Das Haus von Ugo Rondinone am Furtbach, projektiert von den Zürcher Architekten Andreas Fuhrimann und Gabrielle Hächler.
Das Haus von Ugo Rondinone am Furtbach, projektiert von den Zürcher Architekten Andreas Fuhrimann und Gabrielle Hächler.

Rondinone wuchs in Brunnen SZ auf und studierte an der Universität für angewandte Kunst in Wien. Seit 1990 lebte er in Zürich, seit 1998 besitzt er in New York ein Atelier. In den wenigen Monaten, die er jeweils in der Schweiz verbringt, wird er wohl hier in Würenlos wohnen.

Rondinone arbeitet als Konzept-, Medien- und Installationskünstler, mit grossformatigen Holzschnitten, abstrakter Malerei, Skulpturen, Fotografien und Comics. Zu seinen zentralen Themen gehört die Auseinandersetzung mit räumlichen Aspekten sowie die Visualisierung von Zeit und Vergänglichkeit. Er wirkt auch als Kurator von Ausstellungen, die er als eigenständige künstlerische Ausdrucksform bezeichnet.
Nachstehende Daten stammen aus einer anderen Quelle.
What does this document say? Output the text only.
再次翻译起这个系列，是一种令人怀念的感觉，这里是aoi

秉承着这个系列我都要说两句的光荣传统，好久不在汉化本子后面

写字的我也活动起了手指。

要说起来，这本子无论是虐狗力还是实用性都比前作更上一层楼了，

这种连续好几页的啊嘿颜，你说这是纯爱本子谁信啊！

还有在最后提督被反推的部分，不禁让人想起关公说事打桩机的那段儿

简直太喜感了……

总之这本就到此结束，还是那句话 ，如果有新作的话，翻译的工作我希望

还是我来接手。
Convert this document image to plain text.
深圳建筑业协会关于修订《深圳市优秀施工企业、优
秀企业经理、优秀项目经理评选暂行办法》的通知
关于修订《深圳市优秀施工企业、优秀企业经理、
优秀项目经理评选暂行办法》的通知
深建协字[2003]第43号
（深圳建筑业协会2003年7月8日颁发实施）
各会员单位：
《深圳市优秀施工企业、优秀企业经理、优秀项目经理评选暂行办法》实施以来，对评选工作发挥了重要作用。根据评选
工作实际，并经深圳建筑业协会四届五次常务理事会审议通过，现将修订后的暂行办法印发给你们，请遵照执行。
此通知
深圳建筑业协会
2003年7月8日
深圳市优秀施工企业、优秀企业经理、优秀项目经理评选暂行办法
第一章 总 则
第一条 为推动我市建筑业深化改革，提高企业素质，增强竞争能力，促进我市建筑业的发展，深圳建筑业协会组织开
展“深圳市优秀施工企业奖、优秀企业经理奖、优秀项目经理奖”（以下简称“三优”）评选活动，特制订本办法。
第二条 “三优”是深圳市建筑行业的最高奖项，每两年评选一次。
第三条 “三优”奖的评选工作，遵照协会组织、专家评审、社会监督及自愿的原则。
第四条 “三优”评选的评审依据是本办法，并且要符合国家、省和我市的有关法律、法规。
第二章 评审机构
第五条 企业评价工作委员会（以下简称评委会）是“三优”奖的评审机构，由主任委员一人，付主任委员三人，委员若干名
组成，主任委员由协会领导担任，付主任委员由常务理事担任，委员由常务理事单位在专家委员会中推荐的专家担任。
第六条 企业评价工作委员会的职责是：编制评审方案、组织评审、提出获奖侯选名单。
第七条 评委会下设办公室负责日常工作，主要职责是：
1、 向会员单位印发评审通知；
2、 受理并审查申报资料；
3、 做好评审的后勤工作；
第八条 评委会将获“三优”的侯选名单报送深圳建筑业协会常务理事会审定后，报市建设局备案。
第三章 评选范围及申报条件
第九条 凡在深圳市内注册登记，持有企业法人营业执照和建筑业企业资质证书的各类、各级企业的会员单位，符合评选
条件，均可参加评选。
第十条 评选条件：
Weltweit waren seine Werke an 46 Kunstausstellungen zu sehen. 2010 war eine grosse Auswahl seiner Werke im Kunsthaus Aarau ausgestellt. 1991, 94, 95 erhielt er den Eidgenössischen Preis für freie Kunst. 1998 wurde eines seiner Plakate als Plakat des Jahres prämiert. 2013 stellte er vor dem New Yorker Rockefellercenter seine monumentalen Steinfiguren aus und erregte damit auf dem renommiertesten Platz der Welt grosses Aufsehen. Einen guten Einblick in das Schaffen Rondinones gibt die Website seiner Zürcher Galeristin Eva Presenhuber (Link).

Im Internet ist über das «Artist’s House, Würenlos» unter anderem zu lesen, es stehe in einer Waldlichtung und auf seinem Grund befände sich ein markanter Baum. Schaut man sich Rondinones Baumskulpturen an, könnte man meinen, dass dieser Baum der Grund für seine Wahl gewesen sein könnte – sei es dass er ihm gefiel oder, wer weiss, er daraus eines Tages eine Baumskulptur schaffen könnte.

Skulptur von Ugo Rondinone.
Skulptur von Ugo Rondinone.
Baumgruppe im Garten des Hauses Rondinone.
Baumgruppe im Garten des Hauses Rondinone.